Catherine Nave-Bekhti : Notamment parce qu'une partie de nos revendications, qui figuraient dans notre alerte sociale ont abouti sans que nous fassions grève, et parce que, sur le terrain, nos camarades voulaient pouvoir mener des actions fortes, y compris la grève, en fonction du contexte local, et qui n'auraient pas été entendues dans le contexte d'une grève nationale. Par exemple, certains DASEN, malgré une consigne nationale, maintiennent l'obligation pour les enseignants d'assurer dans le 1er degré les APC (activités pédagogiques complémentaires), certains recteurs refusent d'alléger les tâches des personnels de direction ou des enseignants. Nos collègues voulaient aussi pouvoir souligner spécifiquement le refus de certaines collectivités d'équiper les écoles ou établissements en capteurs de CO2, et nous ferons remonter au ministère... C'est pourquoi nous avions décidé de maintenir notre préavis de grève, de façon à couvrir toutes les actions locales.

ToutEduc : Qu'est-ce qui a changé depuis mercredi ?
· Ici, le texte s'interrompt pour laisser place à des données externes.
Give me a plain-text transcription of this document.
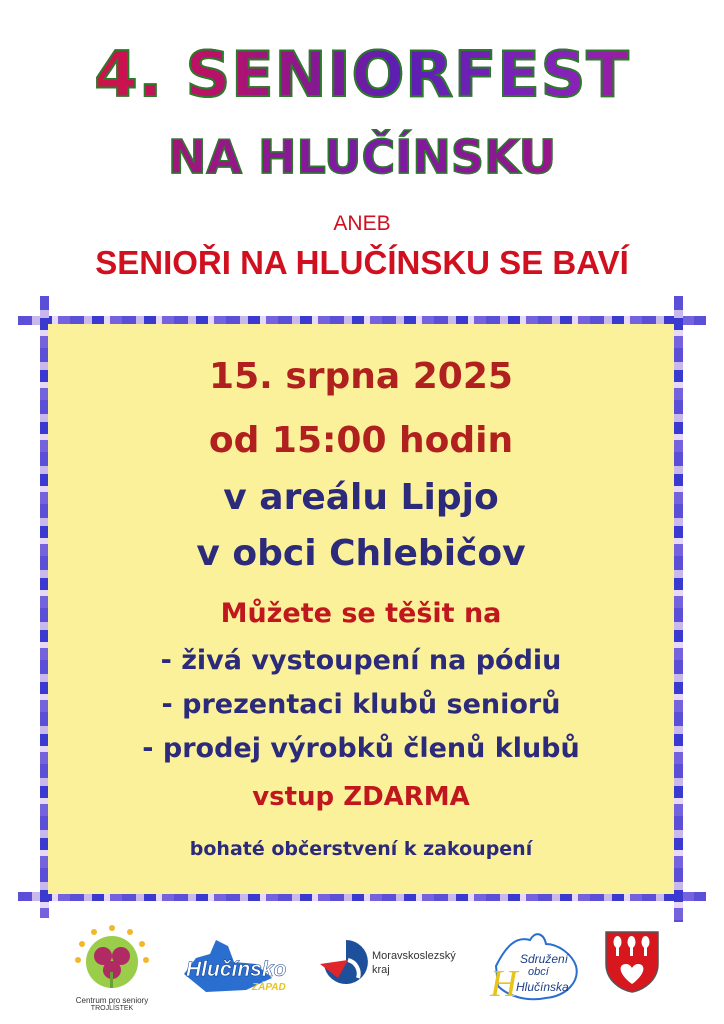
4. SENIORFEST
NA HLUČÍNSKU
ANEB
SENIOŘI NA HLUČÍNSKU SE BAVÍ
15. srpna 2025
od 15:00 hodin
v areálu Lipjo
v obci Chlebičov
Můžete se těšit na
- živá vystoupení na pódiu
- prezentaci klubů seniorů
- prodej výrobků členů klubů
vstup ZDARMA
bohaté občerstvení k zakoupení
Centrum pro seniory
TROJLÍSTEK
Hlučínsko
ZÁPAD
Moravskoslezský
kraj	H
Sdružení
obcí
Hlučínska
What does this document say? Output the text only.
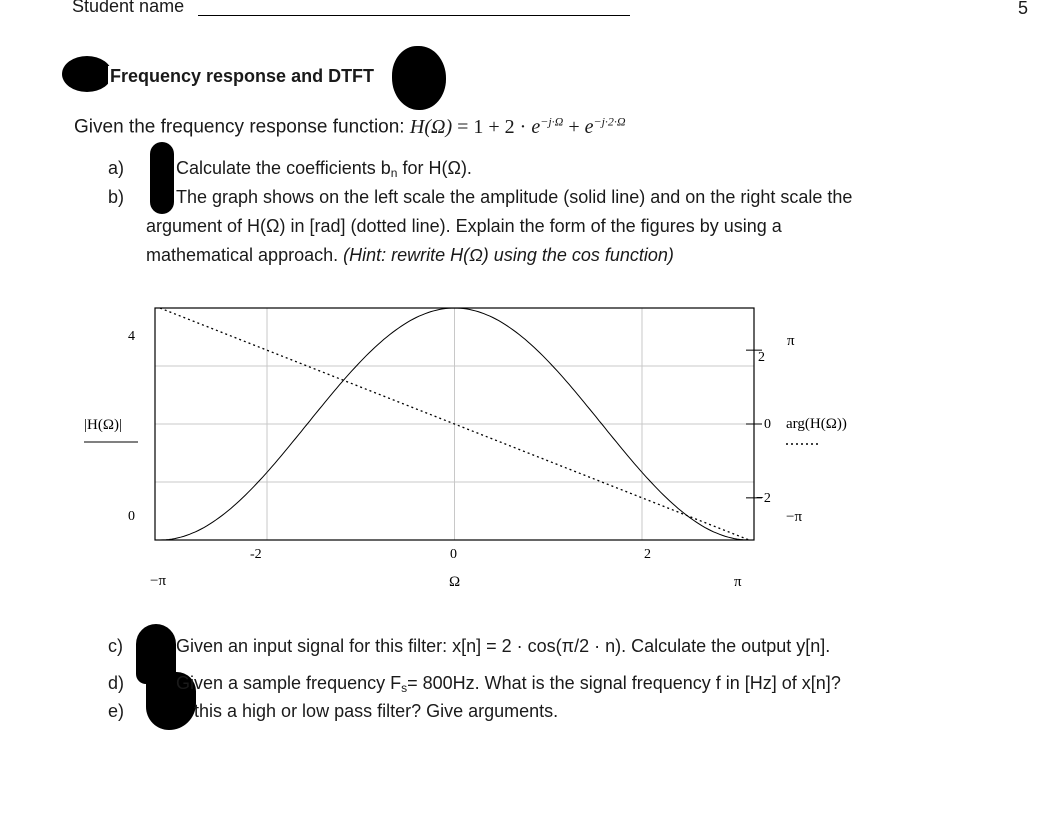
Student name	5
Frequency response and DTFT
Given the frequency response function: $H(\Omega) = 1 + 2 \cdot e^{-j\cdot\Omega} + e^{-j\cdot 2\cdot\Omega}$
a)	Calculate the coefficients bn for H(Ω).
b)	The graph shows on the left scale the amplitude (solid line) and on the right scale the
argument of H(Ω) in [rad] (dotted line). Explain the form of the figures by using a
mathematical approach. (Hint: rewrite H(Ω) using the cos function)
4
0
|H(Ω)|
π
2
0 arg(H(Ω))
−2
−π
-2	0	2
−π	Ω	π
c)	Given an input signal for this filter: x[n] = 2 · cos(π/2 · n). Calculate the output y[n].
d)	Given a sample frequency Fs= 800Hz. What is the signal frequency f in [Hz] of x[n]?
e)	this a high or low pass filter? Give arguments.
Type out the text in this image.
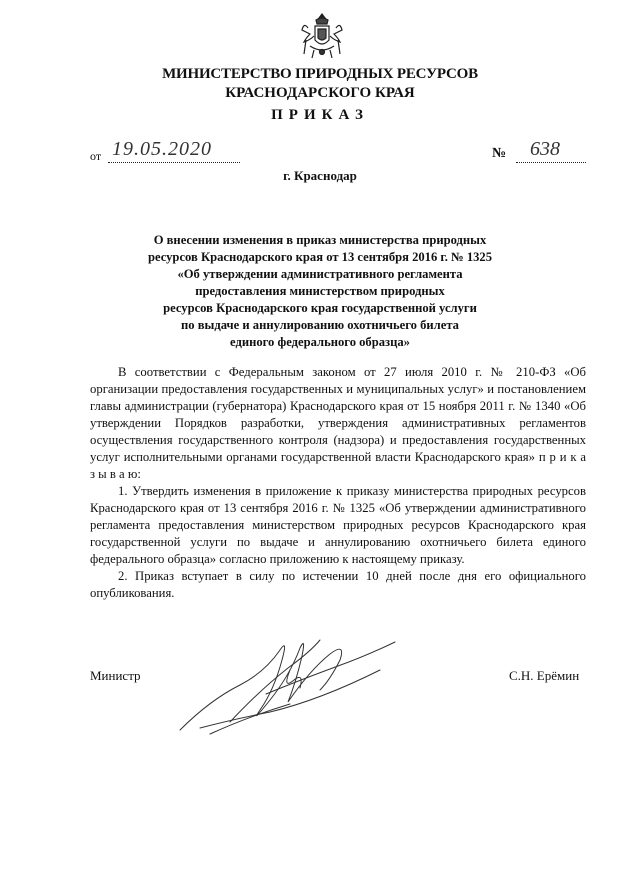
МИНИСТЕРСТВО ПРИРОДНЫХ РЕСУРСОВ
КРАСНОДАРСКОГО КРАЯ
ПРИКАЗ
от 19.05.2020	№ 638
г. Краснодар
О внесении изменения в приказ министерства природных
ресурсов Краснодарского края от 13 сентября 2016 г. № 1325
«Об утверждении административного регламента
предоставления министерством природных
ресурсов Краснодарского края государственной услуги
по выдаче и аннулированию охотничьего билета
единого федерального образца»

В соответствии с Федеральным законом от 27 июля 2010 г. № 210-ФЗ «Об организации предоставления государственных и муниципальных услуг» и постановлением главы администрации (губернатора) Краснодарского края от 15 ноября 2011 г. № 1340 «Об утверждении Порядков разработки, утверждения административных регламентов осуществления государственного контроля (надзора) и предоставления государственных услуг исполнительными органами государственной власти Краснодарского края» п р и к а з ы в а ю:

1. Утвердить изменения в приложение к приказу министерства природных ресурсов Краснодарского края от 13 сентября 2016 г. № 1325 «Об утверждении административного регламента предоставления министерством природных ресурсов Краснодарского края государственной услуги по выдаче и аннулированию охотничьего билета единого федерального образца» согласно приложению к настоящему приказу.

2. Приказ вступает в силу по истечении 10 дней после дня его официального опубликования.

Министр	С.Н. Ерёмин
Catherine Nave-Bekhti : Les choses se sont accélérées et la majorité de nos syndicats académiques après des débats internes est à présent favorable à la grève, la désorganisation du système éducatif est à présent telle que la grève ne l'aggravera pas. De plus, l'exaspération que provoque la communication du ministre a encore monté d'un cran, il ne reconnaît pas l'ampleur des difficultés auxquelles sont confrontés les personnels.